The constructive standpoint is different. Here the delusional system is neither infantile nor, upon the whole, eo ipso pathological but subjective, and hence justified within the scope of the subjective. The constructive standpoint absolutely denies the conception that the subjective phantasy-creation is merely an infantile wish, symbolically veiled; or that it is merely that in a higher degree; it denies that it is a convulsive and egoistic adhesion to the fiction of its own superiority, in so far as these are to be regarded as finalistic explanations. The subjective activity of the mind can be judged from without, just as one can, in the end, so judge everything. But this judgment is inadequate, because it is the very essence of the subjective that it cannot be judged objectively. We cannot measure distance in pints. The subjective can be only understood and judged subjectively, that is, constructively. Any other judgment is unfair and does not meet the question.

The absolute credit which the constructive standpoint confers upon the subjective, naturally seems to the "scientific" spirit as an utter violation of reason. But this scientific spirit can only take up arms against it so long as the constructive is not avowedly subjective. The constructive comprehension also analyses, but it does not reduce. It decomposes the delusion into typical components. What is to be regarded as the type at a given time is shown from the attainment of experience and knowledge reached at that time.

Even the most individual delusional systems are not absolutely unique, occurring only once, for they offer striking and obvious analogies with other systems. From the comparative analysis of many systems the typical formations are drawn.

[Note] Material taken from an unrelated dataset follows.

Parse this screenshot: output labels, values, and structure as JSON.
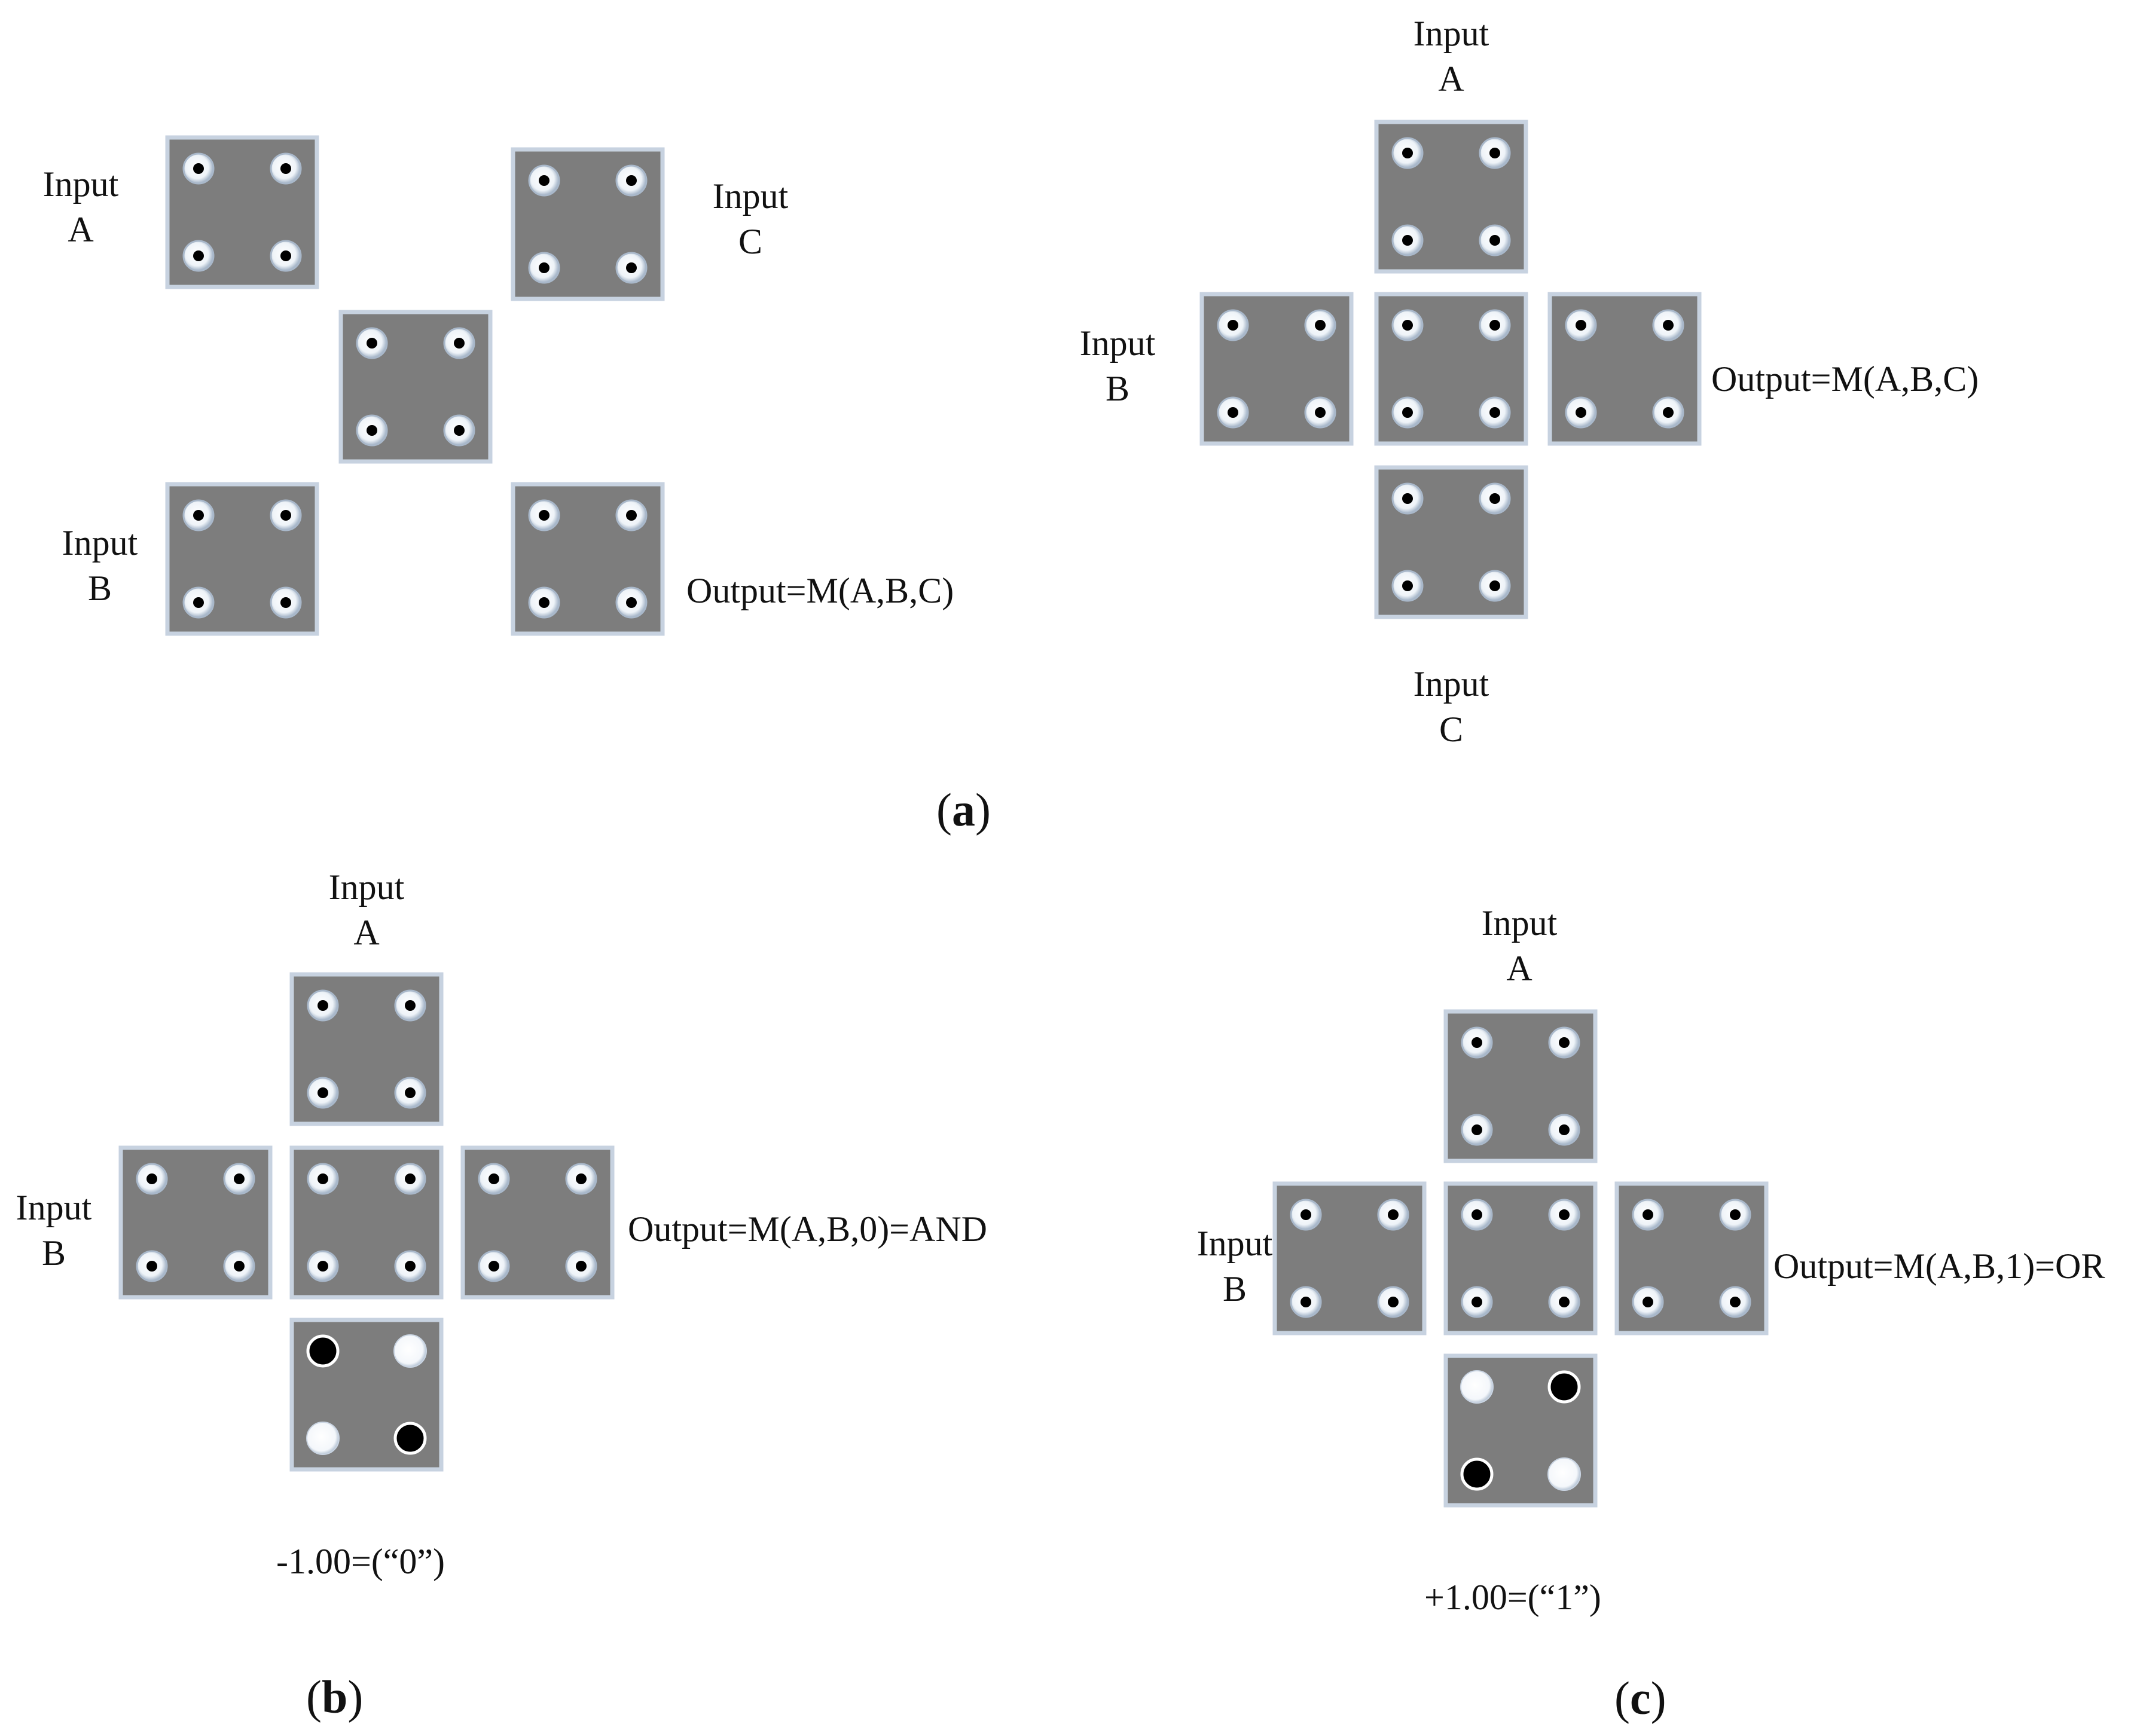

If one can speak of reduction at all, it is only a question of reduction to general type, but not to some universal principle obtained inductively or deductively, such as "Sexuality" or "Struggle for Power." This paralleling with other typical formations only serves for a widening of the basis upon which the construction is to be built. If one were to proceed entirely subjectively one would go on constructing in the language of the patient and in his mental range. One would arrive at some structure which was illuminating to the patient and to the investigator of the case but not to the outer scientific public. The public would be unable to enter into the peculiarities of the speech and thought of the individual case in question without further help.

The works of the Zürich school referred to contain careful and detailed expositions of individual material. In these materials there are very many typical formations which are unmistakably analogies with mythological formations[211]. There arose from the perception of this relationship a new and valuable source for comparative study. The acceptance of the possibility of such a comparison will not be granted immediately, but the question is only whether the materials to be compared really are similar or not. It will also be contended that pathological and mythological formations are not immediately comparable. But this objection must not be raised a priori, for only a conscientious comparison can determine whether any true parallelism exists or not. At the present moment all we know is that they are both structures of the imagination which, like all such products, rest essentially upon the activity of the unconscious. Experience must teach us whether such a comparison is valid. The results hitherto obtained are so encouraging that further work along these lines seems to me most hopeful and important. I made practical use of the constructive method in a case which Flournoy published in the Archives de Psychologie, although he offered no opinion as to its nature at that time.

The case dealt with a rather neurotic young lady who, in Flournoy's publication, described how surprised she was at the connected phantasy-formations which penetrated from the unconscious into the conscious. I subjected these phantasies, which the lady herself reproduced in some detail, to my constructive methods and gave the results of these investigations in my book, "The Psychology of the Unconscious."